Over 180 days and into 2027, the real test is whether a frontier AI lab or a major materials company decides it needs Apoha's data badly enough to partner deeply or acquire it. If proprietary physical data becomes the contested resource the model-data-ceiling thesis predicts, then a company generating 1,000 novel descriptors per sample in minutes becomes strategically valuable far beyond its current size. Watch for partnership announcements with generative-materials players, and watch whether the broader narrative in AI shifts from "bigger models" toward "better physical data," which would put Apoha squarely in the center of the next funding cycle.
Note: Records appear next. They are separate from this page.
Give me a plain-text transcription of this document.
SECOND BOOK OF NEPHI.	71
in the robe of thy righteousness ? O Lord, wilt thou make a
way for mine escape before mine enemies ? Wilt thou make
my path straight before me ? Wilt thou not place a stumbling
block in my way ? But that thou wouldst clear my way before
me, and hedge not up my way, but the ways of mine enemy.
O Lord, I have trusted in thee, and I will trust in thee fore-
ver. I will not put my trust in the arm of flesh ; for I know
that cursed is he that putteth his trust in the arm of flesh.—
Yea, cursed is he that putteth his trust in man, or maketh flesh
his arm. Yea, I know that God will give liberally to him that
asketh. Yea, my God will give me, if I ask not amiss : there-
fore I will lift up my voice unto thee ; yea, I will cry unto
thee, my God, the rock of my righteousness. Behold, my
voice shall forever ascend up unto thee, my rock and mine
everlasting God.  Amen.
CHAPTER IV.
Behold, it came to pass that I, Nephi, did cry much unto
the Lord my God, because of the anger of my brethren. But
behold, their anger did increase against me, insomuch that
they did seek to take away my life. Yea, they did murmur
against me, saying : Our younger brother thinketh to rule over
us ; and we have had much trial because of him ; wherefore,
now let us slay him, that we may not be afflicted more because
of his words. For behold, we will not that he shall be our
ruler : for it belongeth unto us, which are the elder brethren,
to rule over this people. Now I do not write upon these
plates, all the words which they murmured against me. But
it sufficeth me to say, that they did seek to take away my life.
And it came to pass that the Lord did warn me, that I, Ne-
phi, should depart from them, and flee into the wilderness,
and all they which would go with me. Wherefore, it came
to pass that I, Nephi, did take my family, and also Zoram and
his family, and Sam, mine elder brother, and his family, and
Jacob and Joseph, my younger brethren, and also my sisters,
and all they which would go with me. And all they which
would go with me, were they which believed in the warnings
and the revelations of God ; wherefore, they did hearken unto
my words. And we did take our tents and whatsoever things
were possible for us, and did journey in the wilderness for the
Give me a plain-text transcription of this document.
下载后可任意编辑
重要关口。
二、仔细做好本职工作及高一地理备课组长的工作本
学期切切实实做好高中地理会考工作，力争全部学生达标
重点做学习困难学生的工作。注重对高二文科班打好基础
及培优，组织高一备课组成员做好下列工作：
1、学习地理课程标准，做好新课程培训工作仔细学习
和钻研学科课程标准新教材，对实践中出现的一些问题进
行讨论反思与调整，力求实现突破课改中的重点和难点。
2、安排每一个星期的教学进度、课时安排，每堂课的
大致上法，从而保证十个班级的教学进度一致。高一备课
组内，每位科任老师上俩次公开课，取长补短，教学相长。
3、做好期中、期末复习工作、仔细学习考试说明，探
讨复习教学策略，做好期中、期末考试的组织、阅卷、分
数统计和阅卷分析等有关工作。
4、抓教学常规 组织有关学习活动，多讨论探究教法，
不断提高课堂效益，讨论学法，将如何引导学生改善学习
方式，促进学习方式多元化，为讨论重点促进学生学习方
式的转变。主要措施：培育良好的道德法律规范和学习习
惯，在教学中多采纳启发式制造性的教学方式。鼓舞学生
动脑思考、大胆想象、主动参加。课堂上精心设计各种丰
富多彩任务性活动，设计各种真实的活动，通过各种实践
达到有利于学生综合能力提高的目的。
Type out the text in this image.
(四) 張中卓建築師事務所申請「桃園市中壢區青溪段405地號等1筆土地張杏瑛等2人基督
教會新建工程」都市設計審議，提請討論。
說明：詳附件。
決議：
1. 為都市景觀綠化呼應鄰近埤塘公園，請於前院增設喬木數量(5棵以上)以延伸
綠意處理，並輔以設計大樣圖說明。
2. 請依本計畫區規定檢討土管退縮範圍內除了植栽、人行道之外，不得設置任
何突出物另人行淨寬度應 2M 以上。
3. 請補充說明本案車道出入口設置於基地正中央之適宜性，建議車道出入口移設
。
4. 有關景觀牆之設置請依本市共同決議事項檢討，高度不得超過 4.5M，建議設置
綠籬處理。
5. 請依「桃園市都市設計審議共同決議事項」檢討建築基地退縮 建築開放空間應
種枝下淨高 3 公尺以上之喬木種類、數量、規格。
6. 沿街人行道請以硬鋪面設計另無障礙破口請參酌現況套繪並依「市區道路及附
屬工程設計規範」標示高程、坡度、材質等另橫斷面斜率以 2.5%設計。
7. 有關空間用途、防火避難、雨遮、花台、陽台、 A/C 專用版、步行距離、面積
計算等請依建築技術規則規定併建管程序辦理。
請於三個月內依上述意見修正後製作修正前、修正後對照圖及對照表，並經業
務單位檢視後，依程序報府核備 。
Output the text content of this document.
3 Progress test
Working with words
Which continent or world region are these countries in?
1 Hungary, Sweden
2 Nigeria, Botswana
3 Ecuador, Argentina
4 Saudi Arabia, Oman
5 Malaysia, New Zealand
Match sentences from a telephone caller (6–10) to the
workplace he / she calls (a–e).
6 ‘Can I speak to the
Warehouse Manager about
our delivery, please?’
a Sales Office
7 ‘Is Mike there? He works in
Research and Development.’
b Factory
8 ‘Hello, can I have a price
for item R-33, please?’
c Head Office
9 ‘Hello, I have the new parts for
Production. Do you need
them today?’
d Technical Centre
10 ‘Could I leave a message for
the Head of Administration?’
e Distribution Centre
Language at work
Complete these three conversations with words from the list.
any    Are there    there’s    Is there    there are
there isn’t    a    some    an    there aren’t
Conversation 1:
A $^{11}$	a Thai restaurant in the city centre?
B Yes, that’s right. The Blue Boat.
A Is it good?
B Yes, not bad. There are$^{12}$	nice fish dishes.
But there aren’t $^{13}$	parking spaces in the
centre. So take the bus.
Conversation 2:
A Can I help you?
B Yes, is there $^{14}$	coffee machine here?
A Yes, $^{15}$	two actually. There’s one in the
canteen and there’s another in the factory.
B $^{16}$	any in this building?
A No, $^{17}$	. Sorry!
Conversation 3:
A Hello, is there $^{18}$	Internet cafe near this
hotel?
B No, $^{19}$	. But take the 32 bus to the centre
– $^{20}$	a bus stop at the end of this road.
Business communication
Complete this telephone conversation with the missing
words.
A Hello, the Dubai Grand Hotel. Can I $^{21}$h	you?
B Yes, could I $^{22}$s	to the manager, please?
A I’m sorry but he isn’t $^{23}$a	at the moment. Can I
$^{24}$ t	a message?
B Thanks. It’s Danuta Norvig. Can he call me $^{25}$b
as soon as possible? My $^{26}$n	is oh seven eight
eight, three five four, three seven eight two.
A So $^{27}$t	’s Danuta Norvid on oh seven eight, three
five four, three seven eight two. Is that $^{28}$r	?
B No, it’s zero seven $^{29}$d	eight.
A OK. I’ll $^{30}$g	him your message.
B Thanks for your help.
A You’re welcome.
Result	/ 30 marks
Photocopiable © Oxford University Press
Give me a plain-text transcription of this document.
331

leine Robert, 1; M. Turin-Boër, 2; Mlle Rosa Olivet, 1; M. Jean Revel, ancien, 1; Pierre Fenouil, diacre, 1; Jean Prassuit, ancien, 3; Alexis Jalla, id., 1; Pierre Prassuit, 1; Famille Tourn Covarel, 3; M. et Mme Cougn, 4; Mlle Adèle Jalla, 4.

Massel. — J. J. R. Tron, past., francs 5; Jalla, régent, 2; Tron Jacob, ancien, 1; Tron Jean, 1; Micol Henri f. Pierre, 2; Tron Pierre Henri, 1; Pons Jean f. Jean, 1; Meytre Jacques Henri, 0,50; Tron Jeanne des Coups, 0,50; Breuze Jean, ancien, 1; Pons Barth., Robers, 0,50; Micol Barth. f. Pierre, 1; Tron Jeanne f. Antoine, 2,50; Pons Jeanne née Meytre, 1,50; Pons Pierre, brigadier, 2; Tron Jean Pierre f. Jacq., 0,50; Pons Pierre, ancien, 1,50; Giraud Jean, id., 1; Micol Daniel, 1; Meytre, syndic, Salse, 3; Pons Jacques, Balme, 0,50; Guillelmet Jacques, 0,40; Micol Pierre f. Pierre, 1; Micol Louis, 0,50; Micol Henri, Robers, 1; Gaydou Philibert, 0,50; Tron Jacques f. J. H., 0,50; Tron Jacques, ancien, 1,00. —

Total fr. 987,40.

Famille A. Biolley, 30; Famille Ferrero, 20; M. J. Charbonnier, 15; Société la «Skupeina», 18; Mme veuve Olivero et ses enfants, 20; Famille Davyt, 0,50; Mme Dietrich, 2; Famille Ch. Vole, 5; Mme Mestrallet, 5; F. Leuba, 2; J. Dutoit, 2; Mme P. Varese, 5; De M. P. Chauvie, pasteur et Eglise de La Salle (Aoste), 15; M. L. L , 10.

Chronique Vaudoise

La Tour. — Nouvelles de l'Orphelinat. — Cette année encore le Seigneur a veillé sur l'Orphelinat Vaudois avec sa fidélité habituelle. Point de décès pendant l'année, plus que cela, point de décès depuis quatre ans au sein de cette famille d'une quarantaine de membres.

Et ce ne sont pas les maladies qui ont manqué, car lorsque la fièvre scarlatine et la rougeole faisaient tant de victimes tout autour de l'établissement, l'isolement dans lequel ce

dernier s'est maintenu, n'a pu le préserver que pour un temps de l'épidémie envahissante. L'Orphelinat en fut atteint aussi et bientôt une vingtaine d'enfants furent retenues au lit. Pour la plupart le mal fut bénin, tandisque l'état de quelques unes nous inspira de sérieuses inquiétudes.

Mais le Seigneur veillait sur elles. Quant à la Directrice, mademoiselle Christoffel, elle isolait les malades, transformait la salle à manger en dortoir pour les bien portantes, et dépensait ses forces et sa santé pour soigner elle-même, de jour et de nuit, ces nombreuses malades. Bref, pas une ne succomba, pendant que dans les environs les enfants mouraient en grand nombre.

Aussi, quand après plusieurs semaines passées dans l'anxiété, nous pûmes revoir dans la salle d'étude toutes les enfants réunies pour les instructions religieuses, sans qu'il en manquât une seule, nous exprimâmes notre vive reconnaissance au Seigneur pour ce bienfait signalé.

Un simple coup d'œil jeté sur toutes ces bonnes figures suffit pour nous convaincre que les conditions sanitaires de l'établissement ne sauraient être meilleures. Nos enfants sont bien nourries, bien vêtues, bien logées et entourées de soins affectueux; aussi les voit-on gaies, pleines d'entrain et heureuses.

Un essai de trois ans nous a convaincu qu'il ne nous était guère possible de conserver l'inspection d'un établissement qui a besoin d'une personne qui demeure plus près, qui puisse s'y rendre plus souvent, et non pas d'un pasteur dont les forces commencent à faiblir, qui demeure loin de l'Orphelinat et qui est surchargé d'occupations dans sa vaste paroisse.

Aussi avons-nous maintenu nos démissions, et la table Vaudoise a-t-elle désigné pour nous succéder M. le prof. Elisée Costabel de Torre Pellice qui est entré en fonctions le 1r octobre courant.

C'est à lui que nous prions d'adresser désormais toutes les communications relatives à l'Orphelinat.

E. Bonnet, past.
There is one more thread worth pulling, and it concerns who ultimately controls this data. If physical-measurement data becomes the scarce input that frontier AI depends on, then the labs and instruments that generate it acquire quiet leverage over the entire stack. A company like Apoha could find itself in the position of a critical supplier to model-builders far larger than itself, the way a specialized sensor maker can become indispensable to an entire industry despite its modest size. That is a powerful place to sit if the thesis holds, but it also invites the giants to build or buy their own measurement capability rather than depend on a startup. The coming year will reveal whether Apoha can entrench itself as the standard source of physical-behavior data before a deeper-pocketed rival decides to replicate the instrument in-house.
The frontier of AI may not be a larger model that has read more of what humans wrote, but a machine given a sense humans never had.
Key Takeaways
- $36M total raised as Apoha exits stealth, with the latest round led by Singular and joined by Draper Associates plus seed backers Redalpine and Seedcamp.
- VIBE produces 1,000+ numerical descriptors of a material's behavior in minutes, versus the days or weeks conventional lab testing requires.
- Over 90% precision on antibodies: Apoha beat 12 industry-standard tests across 236 clinical-trial antibodies with Boehringer Ingelheim.
- A new data modality: wave forms from materials in liquid capture smell, taste, and reactivity that text and image-trained AI cannot perceive.
- 40 customer projects, 25 employees: early commercial pull from pharma, food, and lipid-nanoparticle work suggests real demand, not lab theory.
Questions Worth Asking
- If frontier models have exhausted internet-scale text and images, does the next decade of AI advantage shift to whoever can generate novel physical data?
- Is the durable AI moat increasingly a sensor that perceives something new, rather than a model architecture that competitors can replicate in months?
- Will Apoha's wave-form method generalize across antibodies, foods, and industrial materials, or is it a powerful tool trapped inside a single narrow domain?